GameBoard.addTile(tile)

Convenience method to directly draw a tile to canvas. If render() loop is active, tile will be added to GameBoard.tiles.

GameBoard.addUnit(unit)

Convenience method to directly draw a unit to canvas. If render() loop is active, unit will be added to GameBoard.units.

Tile

{
    location: [object],
    style: 'string',
    visible: 'boolean',
    units: 'array'
}
  • location is an object with x and y.
  • units is an array of Unit objects (see below)
  • visible boolean value. Invisible tiles won't be drawn.
  • units is an array of Unit objects.

Unit

{
    style: 'string',
    size: ['xSize', 'ySize'],
    location: [object]
}
  • location is an object with x and y.
  • size defines how many tiles it occupies. (i.e [1,2] would be a unit 1 tile wide, 2 tiles tall.)
  • style is how the GameBoard accesses the sprite.

Assets

Assets can be kind of annoying.
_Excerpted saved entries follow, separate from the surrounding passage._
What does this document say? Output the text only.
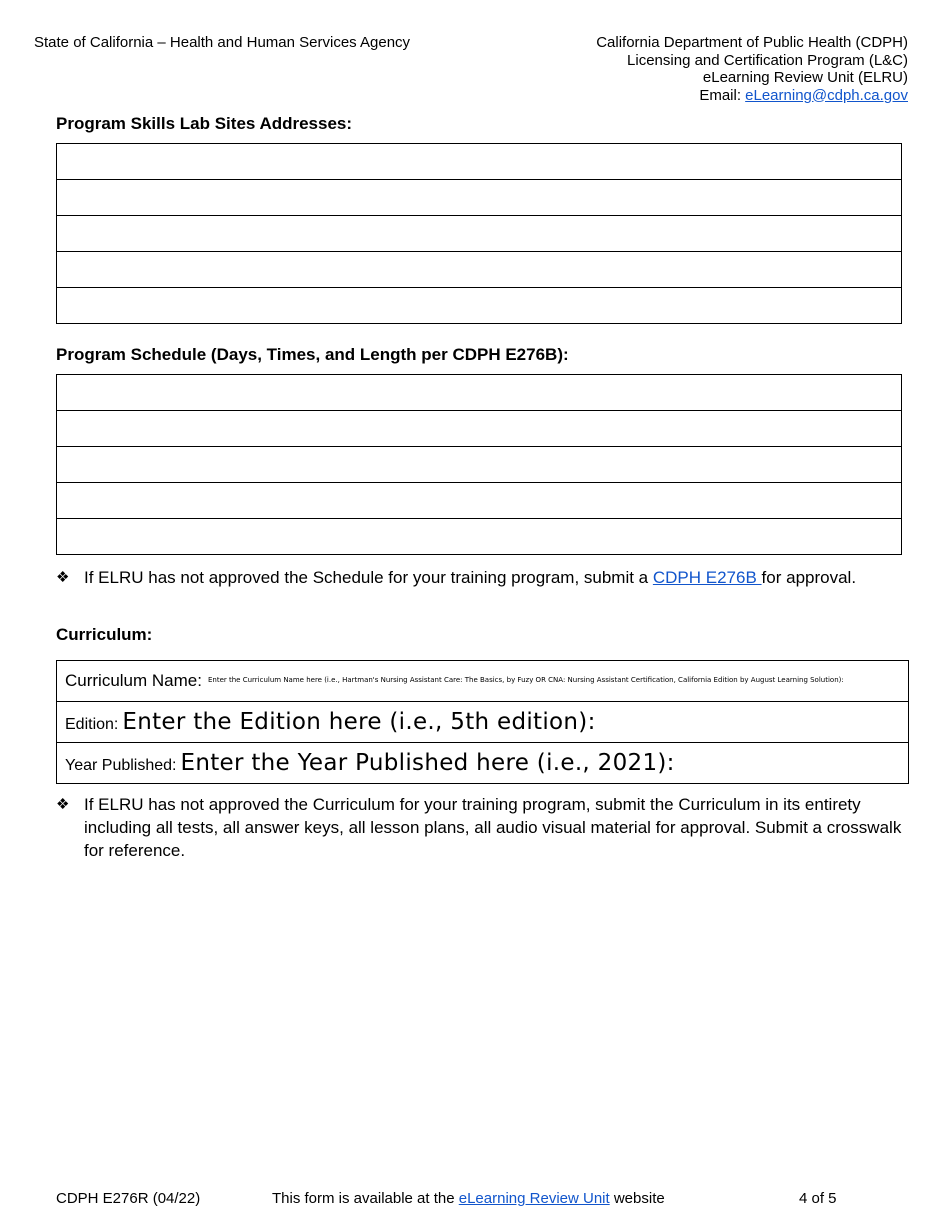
State of California – Health and Human Services Agency	California Department of Public Health (CDPH)
Licensing and Certification Program (L&C)
eLearning Review Unit (ELRU)
Email: eLearning@cdph.ca.gov
Program Skills Lab Sites Addresses:

Program Schedule (Days, Times, and Length per CDPH E276B):

❖ If ELRU has not approved the Schedule for your training program, submit a CDPH E276B for approval.
Curriculum:
Curriculum Name: $^{Enter the Curriculum Name here (i.e., Hartman's Nursing Assistant Care: The Basics, by Fuzy OR CNA: Nursing Assistant Certification, California Edition by August Learning Solution):}$
Edition: Enter the Edition here (i.e., 5th edition):
Year Published: Enter the Year Published here (i.e., 2021):
❖ If ELRU has not approved the Curriculum for your training program, submit the Curriculum in its entirety including all tests, all answer keys, all lesson plans, all audio visual material for approval. Submit a crosswalk for reference.
CDPH E276R (04/22)	This form is available at the eLearning Review Unit website	4 of 5
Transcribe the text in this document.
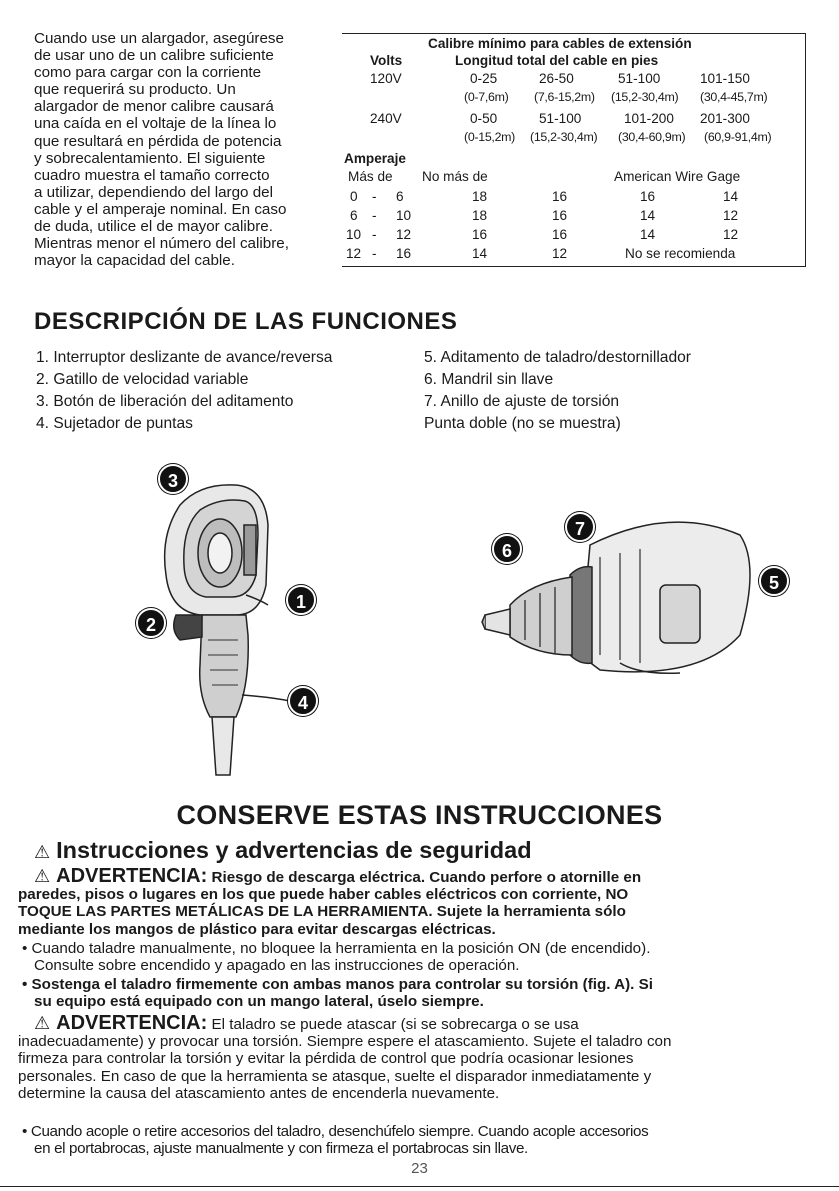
Cuando use un alargador, asegúrese
de usar uno de un calibre suficiente
como para cargar con la corriente
que requerirá su producto. Un
alargador de menor calibre causará
una caída en el voltaje de la línea lo
que resultará en pérdida de potencia
y sobrecalentamiento. El siguiente
cuadro muestra el tamaño correcto
a utilizar, dependiendo del largo del
cable y el amperaje nominal. En caso
de duda, utilice el de mayor calibre.
Mientras menor el número del calibre,
mayor la capacidad del cable.
Calibre mínimo para cables de extensión
Volts	Longitud total del cable en pies
120V	0-25	26-50	51-100	101-150
(0-7,6m) (7,6-15,2m) (15,2-30,4m) (30,4-45,7m)
240V	0-50	51-100	101-200 201-300
(0-15,2m) (15,2-30,4m) (30,4-60,9m) (60,9-91,4m)
Amperaje
Más de No más de	American Wire Gage
0 - 6	18	16	16	14
6 - 10	18	16	14	12
10 - 12	16	16	14	12
12 - 16	14	12	No se recomienda
DESCRIPCIÓN DE LAS FUNCIONES
1. Interruptor deslizante de avance/reversa
2. Gatillo de velocidad variable
3. Botón de liberación del aditamento
4. Sujetador de puntas
5. Aditamento de taladro/destornillador
6. Mandril sin llave
7. Anillo de ajuste de torsión
Punta doble (no se muestra)
3
2
1
4
6
7
5
CONSERVE ESTAS INSTRUCCIONES
⚠ Instrucciones y advertencias de seguridad
⚠ ADVERTENCIA: Riesgo de descarga eléctrica. Cuando perfore o atornille en
paredes, pisos o lugares en los que puede haber cables eléctricos con corriente, NO
TOQUE LAS PARTES METÁLICAS DE LA HERRAMIENTA. Sujete la herramienta sólo
mediante los mangos de plástico para evitar descargas eléctricas.
• Cuando taladre manualmente, no bloquee la herramienta en la posición ON (de encendido).
Consulte sobre encendido y apagado en las instrucciones de operación.
• Sostenga el taladro firmemente con ambas manos para controlar su torsión (fig. A). Si
su equipo está equipado con un mango lateral, úselo siempre.
⚠ ADVERTENCIA: El taladro se puede atascar (si se sobrecarga o se usa
inadecuadamente) y provocar una torsión. Siempre espere el atascamiento. Sujete el taladro con
firmeza para controlar la torsión y evitar la pérdida de control que podría ocasionar lesiones
personales. En caso de que la herramienta se atasque, suelte el disparador inmediatamente y
determine la causa del atascamiento antes de encenderla nuevamente.
• Cuando acople o retire accesorios del taladro, desenchúfelo siempre. Cuando acople accesorios
en el portabrocas, ajuste manualmente y con firmeza el portabrocas sin llave.
23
You have to load them up before you start trying to draw them.

var woman = new Image();
var grassland = new Image();
woman.src = '../assets/characters/woman.png';
grassland.src = '../assets/terrain/grassland_a.png';

var assets = {
    woman: woman,
    grass_a: grassland
};

var GameBoard = require('../index');
var canvas = document.getElementById('gameCanvas');

var gameBoard = new GameBoard({
    canvas: canvas,
    tiles: {},
    tileSize: 16,
    width: 10,
    height: 10,
    assets: assets // providing the actual Image(s) here.
});

The GameBoard will be accessing your assets by its style attribute.

For example, if unit.style is 'woman', the GameBoard will search through its assets hash for GameBoard.assets['woman'], which will reference your sprite!

Tests

You'll have to run them locally, as testlingci is having issues. No matter!

just run:

npm test

Which will spit out a URL for you to visit in your favourite browser!